A number of other findings centered on whether a person had one or two copies of the most common CF genetic abnormality — the F508del mutation. People normally inherit two copies of a gene, one from their mother and one from their father. In the case of a mutation, sometimes there is one copy, and sometimes two.
If there was one copy, the older a person was when diagnosed with CF, the longer they survived, researchers found. In contrast, the number of copies had no effect on the survival of individuals diagnosed at birth.
Another finding was that men who were diagnosed at birth, and who had two copies of the mutation, survived a median of 46 years, versus 41 years for women.
Similarly, men diagnosed at age 5 with only one copy of the mutation lived a median of 57 years, compared with 51 for women.
If a man with two copies of the mutation lived to age 30, they were likely to continuing surviving until 52, researchers found. The figure was 49 for women.
Importantly, the analysis showed that between 2006 and 2015, CF death rates decreased by 2 percent a year. If this trend holds, its suggests that men with two copies of the F508del mutation will live until 65 and women to 56.
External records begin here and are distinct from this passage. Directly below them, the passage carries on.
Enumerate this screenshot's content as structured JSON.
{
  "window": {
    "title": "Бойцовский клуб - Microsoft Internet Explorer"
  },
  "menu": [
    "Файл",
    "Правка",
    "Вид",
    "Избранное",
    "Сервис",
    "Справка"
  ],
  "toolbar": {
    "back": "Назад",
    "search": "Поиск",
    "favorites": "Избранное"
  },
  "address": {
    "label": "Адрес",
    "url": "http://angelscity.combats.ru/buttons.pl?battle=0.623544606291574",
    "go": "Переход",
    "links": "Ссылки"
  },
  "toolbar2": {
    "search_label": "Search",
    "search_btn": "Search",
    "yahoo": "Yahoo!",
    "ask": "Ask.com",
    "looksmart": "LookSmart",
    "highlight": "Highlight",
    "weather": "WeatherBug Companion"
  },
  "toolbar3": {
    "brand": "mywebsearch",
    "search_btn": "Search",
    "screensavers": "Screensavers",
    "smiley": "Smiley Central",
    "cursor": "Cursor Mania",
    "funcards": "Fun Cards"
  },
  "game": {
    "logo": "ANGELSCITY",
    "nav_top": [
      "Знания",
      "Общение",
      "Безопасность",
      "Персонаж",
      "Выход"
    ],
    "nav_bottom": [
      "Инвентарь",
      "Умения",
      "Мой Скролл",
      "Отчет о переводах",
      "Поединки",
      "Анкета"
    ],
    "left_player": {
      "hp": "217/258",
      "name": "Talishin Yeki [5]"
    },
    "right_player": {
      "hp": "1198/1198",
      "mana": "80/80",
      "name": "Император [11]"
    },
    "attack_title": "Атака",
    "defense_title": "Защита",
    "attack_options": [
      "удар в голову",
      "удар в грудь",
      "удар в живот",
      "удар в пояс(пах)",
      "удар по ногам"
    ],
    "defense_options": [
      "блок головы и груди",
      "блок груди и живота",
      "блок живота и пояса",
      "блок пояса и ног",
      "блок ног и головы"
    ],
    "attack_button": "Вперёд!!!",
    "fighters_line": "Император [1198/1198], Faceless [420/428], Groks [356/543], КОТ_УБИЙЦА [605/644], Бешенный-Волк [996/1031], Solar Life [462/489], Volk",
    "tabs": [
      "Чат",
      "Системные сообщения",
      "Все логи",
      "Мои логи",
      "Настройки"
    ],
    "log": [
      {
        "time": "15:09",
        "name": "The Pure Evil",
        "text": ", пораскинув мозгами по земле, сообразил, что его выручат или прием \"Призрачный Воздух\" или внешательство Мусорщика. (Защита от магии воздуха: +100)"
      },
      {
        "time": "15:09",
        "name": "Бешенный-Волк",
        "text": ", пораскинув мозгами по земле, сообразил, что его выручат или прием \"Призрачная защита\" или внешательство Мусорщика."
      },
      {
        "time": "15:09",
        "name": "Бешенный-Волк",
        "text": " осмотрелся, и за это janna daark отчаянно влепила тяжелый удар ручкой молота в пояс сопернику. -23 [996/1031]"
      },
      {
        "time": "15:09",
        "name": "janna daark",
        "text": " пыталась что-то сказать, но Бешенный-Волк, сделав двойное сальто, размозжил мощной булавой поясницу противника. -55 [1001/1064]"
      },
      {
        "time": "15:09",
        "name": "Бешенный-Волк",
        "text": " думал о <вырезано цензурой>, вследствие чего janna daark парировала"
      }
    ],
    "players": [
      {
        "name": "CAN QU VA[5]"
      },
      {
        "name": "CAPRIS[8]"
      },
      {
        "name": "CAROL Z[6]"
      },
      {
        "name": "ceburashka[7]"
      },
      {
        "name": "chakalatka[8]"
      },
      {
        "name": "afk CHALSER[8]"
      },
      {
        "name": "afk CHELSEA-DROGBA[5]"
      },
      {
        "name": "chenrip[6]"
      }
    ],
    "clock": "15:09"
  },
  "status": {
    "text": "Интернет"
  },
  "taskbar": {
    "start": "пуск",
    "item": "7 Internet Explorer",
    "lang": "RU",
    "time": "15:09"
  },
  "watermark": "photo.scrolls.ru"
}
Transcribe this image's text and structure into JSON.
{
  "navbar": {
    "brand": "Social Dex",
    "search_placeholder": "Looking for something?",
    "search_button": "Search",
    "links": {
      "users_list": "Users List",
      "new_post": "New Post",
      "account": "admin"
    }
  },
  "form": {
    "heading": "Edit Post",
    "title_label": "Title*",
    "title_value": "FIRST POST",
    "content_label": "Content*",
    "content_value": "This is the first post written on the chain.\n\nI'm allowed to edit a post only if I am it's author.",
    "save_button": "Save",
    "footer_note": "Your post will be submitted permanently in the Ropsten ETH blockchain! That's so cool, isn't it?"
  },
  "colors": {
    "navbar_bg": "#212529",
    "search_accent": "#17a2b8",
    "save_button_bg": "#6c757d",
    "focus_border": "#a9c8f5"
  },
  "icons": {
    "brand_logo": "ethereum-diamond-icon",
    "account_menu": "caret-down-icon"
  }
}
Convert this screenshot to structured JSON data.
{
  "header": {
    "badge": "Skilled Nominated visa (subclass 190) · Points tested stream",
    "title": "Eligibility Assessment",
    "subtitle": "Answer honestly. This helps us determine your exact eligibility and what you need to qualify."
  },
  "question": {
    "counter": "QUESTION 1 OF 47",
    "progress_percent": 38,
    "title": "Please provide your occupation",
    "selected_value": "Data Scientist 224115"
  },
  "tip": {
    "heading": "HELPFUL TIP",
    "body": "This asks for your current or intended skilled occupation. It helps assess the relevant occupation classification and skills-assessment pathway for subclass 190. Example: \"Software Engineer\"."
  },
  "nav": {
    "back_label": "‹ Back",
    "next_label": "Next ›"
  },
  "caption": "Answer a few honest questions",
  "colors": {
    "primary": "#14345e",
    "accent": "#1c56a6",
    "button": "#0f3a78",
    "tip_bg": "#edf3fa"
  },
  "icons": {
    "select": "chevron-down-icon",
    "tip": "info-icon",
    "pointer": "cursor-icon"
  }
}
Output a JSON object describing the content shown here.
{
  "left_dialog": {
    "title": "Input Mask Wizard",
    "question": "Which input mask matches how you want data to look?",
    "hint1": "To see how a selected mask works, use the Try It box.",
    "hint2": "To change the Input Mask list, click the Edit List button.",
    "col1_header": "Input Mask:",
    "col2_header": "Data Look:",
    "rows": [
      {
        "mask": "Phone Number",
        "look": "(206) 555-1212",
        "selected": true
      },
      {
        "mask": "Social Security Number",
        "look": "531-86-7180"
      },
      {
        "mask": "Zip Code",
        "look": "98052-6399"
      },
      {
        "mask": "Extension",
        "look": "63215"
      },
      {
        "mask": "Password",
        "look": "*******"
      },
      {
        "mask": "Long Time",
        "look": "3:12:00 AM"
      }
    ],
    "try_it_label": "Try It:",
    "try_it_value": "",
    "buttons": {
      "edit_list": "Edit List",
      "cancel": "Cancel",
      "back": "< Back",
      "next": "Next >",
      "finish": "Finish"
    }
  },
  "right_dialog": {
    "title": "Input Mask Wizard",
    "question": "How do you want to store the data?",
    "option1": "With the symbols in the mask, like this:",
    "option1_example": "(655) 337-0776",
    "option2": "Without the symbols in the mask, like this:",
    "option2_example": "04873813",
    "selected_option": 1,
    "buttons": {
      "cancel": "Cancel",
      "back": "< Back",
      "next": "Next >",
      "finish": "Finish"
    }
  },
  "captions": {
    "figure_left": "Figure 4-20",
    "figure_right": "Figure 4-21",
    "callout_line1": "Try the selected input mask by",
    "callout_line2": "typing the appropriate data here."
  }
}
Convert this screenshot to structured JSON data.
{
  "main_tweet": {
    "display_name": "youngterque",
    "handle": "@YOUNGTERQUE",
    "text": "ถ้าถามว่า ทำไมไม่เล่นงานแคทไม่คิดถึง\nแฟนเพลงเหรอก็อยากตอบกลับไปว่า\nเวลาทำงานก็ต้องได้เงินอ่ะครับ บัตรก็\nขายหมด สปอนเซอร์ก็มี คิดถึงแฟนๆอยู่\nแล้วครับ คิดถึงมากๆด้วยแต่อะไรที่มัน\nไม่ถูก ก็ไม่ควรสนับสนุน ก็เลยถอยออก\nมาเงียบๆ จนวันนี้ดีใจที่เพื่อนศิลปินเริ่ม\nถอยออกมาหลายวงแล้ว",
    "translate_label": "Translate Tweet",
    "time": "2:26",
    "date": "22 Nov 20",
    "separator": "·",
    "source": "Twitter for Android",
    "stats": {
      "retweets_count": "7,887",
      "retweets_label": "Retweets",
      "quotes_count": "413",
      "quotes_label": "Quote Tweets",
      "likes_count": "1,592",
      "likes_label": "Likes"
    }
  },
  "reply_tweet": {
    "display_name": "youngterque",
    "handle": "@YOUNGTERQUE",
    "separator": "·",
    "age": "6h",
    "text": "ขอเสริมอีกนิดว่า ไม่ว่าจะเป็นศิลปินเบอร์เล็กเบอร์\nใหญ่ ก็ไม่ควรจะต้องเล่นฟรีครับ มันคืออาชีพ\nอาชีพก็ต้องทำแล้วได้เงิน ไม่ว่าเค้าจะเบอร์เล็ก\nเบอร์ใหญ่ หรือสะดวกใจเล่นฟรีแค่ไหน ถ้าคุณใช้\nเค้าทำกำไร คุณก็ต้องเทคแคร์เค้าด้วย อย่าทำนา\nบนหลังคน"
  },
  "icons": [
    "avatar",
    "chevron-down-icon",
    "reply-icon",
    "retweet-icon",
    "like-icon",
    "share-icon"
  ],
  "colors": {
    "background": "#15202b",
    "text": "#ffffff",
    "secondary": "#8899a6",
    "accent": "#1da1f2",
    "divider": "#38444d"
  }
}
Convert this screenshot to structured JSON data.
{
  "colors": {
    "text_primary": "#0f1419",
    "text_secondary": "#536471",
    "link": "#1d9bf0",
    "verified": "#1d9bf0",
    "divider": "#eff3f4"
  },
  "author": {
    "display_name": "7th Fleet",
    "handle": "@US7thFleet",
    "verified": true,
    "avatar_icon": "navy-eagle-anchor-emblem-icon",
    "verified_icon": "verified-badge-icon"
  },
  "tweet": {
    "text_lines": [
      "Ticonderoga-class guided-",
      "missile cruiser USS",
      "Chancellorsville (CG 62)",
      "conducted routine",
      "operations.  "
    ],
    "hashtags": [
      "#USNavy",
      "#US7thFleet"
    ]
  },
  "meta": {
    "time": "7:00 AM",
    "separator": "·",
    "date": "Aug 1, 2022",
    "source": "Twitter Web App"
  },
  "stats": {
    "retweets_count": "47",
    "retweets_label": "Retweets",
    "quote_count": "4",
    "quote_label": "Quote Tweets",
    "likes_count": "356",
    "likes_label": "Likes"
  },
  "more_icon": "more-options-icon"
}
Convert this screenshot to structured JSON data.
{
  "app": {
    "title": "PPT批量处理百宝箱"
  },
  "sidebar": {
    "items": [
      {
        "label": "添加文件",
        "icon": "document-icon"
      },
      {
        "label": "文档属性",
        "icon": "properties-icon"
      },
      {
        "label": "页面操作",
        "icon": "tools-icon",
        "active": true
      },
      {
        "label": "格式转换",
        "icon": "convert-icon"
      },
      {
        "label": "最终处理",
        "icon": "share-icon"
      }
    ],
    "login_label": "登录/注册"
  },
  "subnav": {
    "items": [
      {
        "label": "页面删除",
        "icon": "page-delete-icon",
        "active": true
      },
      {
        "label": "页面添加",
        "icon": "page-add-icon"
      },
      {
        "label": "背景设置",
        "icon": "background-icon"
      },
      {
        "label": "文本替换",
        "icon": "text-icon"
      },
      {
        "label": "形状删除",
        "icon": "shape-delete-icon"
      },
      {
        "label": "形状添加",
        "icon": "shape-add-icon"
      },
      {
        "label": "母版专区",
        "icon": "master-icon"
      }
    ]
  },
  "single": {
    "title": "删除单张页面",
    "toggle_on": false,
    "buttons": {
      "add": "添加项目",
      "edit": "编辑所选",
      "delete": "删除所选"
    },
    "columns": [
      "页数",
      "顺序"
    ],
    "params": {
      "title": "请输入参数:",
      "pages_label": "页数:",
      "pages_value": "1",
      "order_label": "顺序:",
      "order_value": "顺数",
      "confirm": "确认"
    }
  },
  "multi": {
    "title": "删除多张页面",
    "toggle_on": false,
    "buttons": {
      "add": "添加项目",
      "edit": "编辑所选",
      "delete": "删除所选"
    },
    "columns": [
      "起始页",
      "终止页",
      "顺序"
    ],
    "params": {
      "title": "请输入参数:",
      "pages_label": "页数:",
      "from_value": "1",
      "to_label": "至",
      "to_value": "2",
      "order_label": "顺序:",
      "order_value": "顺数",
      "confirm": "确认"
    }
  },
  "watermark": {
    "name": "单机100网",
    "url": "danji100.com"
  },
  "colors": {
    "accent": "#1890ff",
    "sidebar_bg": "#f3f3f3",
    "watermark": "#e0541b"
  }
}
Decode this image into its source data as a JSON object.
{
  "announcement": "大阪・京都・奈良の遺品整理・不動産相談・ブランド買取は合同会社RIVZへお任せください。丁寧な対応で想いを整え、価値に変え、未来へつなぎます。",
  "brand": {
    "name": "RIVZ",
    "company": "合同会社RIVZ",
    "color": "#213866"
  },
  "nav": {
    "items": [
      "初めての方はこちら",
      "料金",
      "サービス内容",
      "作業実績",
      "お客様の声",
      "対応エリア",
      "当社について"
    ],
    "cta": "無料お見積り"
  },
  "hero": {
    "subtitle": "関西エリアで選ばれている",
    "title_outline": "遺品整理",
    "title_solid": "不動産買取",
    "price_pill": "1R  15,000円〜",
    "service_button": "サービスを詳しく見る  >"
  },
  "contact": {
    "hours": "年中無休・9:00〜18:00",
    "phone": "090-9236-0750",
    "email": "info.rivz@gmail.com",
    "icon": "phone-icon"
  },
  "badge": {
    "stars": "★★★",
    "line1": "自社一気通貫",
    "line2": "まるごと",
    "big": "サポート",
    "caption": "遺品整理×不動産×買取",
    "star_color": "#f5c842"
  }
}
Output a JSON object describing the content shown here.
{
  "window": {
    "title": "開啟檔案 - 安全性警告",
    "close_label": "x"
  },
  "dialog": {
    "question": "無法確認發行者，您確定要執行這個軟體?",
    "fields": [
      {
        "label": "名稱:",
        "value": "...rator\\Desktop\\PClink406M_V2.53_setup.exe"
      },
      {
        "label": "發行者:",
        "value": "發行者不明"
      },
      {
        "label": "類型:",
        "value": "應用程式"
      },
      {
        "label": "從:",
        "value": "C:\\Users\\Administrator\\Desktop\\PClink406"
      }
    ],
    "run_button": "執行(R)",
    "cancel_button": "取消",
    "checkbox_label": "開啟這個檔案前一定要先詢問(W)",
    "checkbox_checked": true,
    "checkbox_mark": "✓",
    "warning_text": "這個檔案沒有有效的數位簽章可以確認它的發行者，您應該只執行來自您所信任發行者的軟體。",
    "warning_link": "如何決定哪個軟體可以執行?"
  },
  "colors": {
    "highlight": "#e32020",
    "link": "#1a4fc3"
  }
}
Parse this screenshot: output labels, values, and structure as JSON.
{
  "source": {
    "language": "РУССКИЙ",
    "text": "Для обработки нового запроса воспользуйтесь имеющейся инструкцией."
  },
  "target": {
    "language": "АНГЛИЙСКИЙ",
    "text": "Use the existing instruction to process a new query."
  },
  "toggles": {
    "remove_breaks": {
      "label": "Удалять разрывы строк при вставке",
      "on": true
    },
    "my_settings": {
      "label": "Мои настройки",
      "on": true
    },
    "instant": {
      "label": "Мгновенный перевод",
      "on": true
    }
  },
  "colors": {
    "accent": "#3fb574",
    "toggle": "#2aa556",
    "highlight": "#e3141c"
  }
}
“These up-to-date survival statistics will be important to inform planning of healthcare services, given the evidence for continued improvements in survival in CF over time,” the researchers wrote.
The findings match previous research indicating that men with CF survive longer than women. “More research using longitudinal data is needed to elucidate the pathways to worse outcome for females,” the team wrote.
For patients beyond a certain age, measures such as lung function will be more relevant to survival forecasting than other characteristics, the researchers observed. They are working on adding these estimates to the registry.